Eye-Rolling Tales from Healthcare

We all have them – those healthcare stories which invariably result in the silent question, “Did you really just say that to me?”

The one that stands out most in my patient life was when a Fellow who had never met me before spent time arguing with me over my labs, then dismissed three months of hard work as the margin of error. I still want to slap that chick when I think about it.

In the interest of the absurdist nature patient life often assumes, here’s another one.

Once upon a time, there was a woman who contracted COVID. When a friend pointed her in the direction of the very effective Paxlovid, she told the friend that a doctor said there was no point because people were rebounding after 3-5 days and ending up in the hospital (false). Understandably, she was now scared to take the Paxlovid.

Finally, without knowing things like the timeframe in which the drug is effective (the first five days after symptoms appear), the COVID has gotten bad enough that she decides to call her doctor and get a prescription.
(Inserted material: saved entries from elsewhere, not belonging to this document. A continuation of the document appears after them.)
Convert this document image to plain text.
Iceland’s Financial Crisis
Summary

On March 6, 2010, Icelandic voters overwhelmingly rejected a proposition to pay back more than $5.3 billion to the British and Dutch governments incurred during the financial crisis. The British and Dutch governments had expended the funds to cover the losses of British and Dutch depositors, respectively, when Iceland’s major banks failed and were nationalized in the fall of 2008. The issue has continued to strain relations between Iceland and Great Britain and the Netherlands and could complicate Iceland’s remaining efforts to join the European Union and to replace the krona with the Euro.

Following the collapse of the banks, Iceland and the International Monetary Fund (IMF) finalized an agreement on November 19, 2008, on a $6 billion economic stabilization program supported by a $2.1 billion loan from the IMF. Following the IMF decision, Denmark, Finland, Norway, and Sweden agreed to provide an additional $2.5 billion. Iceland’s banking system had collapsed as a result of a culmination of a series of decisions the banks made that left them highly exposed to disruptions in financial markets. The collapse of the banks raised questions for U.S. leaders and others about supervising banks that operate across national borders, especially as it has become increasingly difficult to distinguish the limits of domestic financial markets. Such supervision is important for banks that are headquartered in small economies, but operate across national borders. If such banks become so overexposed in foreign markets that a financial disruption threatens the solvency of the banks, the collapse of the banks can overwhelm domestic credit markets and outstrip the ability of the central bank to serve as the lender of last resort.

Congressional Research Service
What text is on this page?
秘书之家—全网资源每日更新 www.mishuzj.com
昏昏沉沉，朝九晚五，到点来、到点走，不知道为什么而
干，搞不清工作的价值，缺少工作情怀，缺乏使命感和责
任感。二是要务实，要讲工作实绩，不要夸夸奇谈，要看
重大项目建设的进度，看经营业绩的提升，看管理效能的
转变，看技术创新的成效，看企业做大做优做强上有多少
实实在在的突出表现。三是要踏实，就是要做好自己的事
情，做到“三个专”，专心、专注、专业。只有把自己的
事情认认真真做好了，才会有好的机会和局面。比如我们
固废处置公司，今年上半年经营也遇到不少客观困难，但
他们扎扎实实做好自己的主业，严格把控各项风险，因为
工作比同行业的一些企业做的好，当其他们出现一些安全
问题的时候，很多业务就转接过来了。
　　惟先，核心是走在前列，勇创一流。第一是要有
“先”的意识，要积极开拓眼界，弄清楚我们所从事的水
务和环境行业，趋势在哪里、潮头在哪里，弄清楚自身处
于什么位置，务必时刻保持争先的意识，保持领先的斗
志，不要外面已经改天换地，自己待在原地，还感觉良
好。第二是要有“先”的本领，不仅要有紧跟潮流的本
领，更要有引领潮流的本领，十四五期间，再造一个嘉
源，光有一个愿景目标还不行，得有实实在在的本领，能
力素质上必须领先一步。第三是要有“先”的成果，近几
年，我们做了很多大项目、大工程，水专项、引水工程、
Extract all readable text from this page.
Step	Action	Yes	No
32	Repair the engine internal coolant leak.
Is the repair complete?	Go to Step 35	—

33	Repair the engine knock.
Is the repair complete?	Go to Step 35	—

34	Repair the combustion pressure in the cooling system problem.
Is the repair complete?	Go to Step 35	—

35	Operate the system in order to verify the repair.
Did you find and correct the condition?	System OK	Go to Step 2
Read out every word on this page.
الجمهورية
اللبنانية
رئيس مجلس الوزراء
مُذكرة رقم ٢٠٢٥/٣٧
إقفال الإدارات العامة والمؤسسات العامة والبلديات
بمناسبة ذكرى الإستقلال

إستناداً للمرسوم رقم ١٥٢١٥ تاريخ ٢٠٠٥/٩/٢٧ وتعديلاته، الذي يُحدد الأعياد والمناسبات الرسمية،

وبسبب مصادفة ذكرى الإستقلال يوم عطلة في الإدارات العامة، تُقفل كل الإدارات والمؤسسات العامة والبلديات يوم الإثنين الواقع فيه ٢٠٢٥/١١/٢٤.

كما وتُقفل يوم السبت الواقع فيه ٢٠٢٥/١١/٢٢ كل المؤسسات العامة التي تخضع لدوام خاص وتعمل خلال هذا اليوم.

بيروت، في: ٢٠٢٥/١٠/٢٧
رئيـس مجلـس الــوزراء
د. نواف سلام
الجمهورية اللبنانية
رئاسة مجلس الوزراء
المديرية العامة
She schedules a telehealth appointment with a doctor in her GP’s practice because he is out of town. The first thing the doctor says is, “You look really sick.” Well, she has had COVID for a couple of weeks without symptom abatement, so, yeah.

It becomes obvious this doctor hasn’t taken 30 seconds to skim her chart because she recommends “nutritional counseling” to a patient who walks a very narrow and healthy nutritional line. She also recommends the patient take Advil, to which the patient is allergic.

The doctor asks how allergic the patient is. ( . . . crickets . . . )

When the patient answers that she is allergic enough that it will put her in the hospital, the doctor responds with, “Well, I guess you shouldn’t take it.”

In the end, she could only treat the symptoms and wait while her body recovered. Which is a legitimate discussion with a medical professional, but would have been much more effective had there not been so many missteps.

This is what happens in a patient’s mind when episodes like this happen:

Has she even read my chart? Is it because I’m not her patient, and she resents having to pick up her practice partner’s cases? Does she know anything about me and my case? What if I was incapacitated and a loved one who wasn’t aware of my allergies was authorizing care? I’m also allergic to penicillin. Taking a medical course of treatment from a doctor who can’t take a minute to read my chart could kill me. Why did I even make this appointment? I could have done just as well on my own, and without this frustration.

This is dangerous and pushes at-risk patients away from experts who can help. I’m not sure the clinicians, who may be overworked and burned out, understand the potential damage caused by these often unconscious approaches.

I am lucky that no one in my care team has these habits, and I can walk away from anyone who does. There are millions who can’t.

For those patients, we need to do better.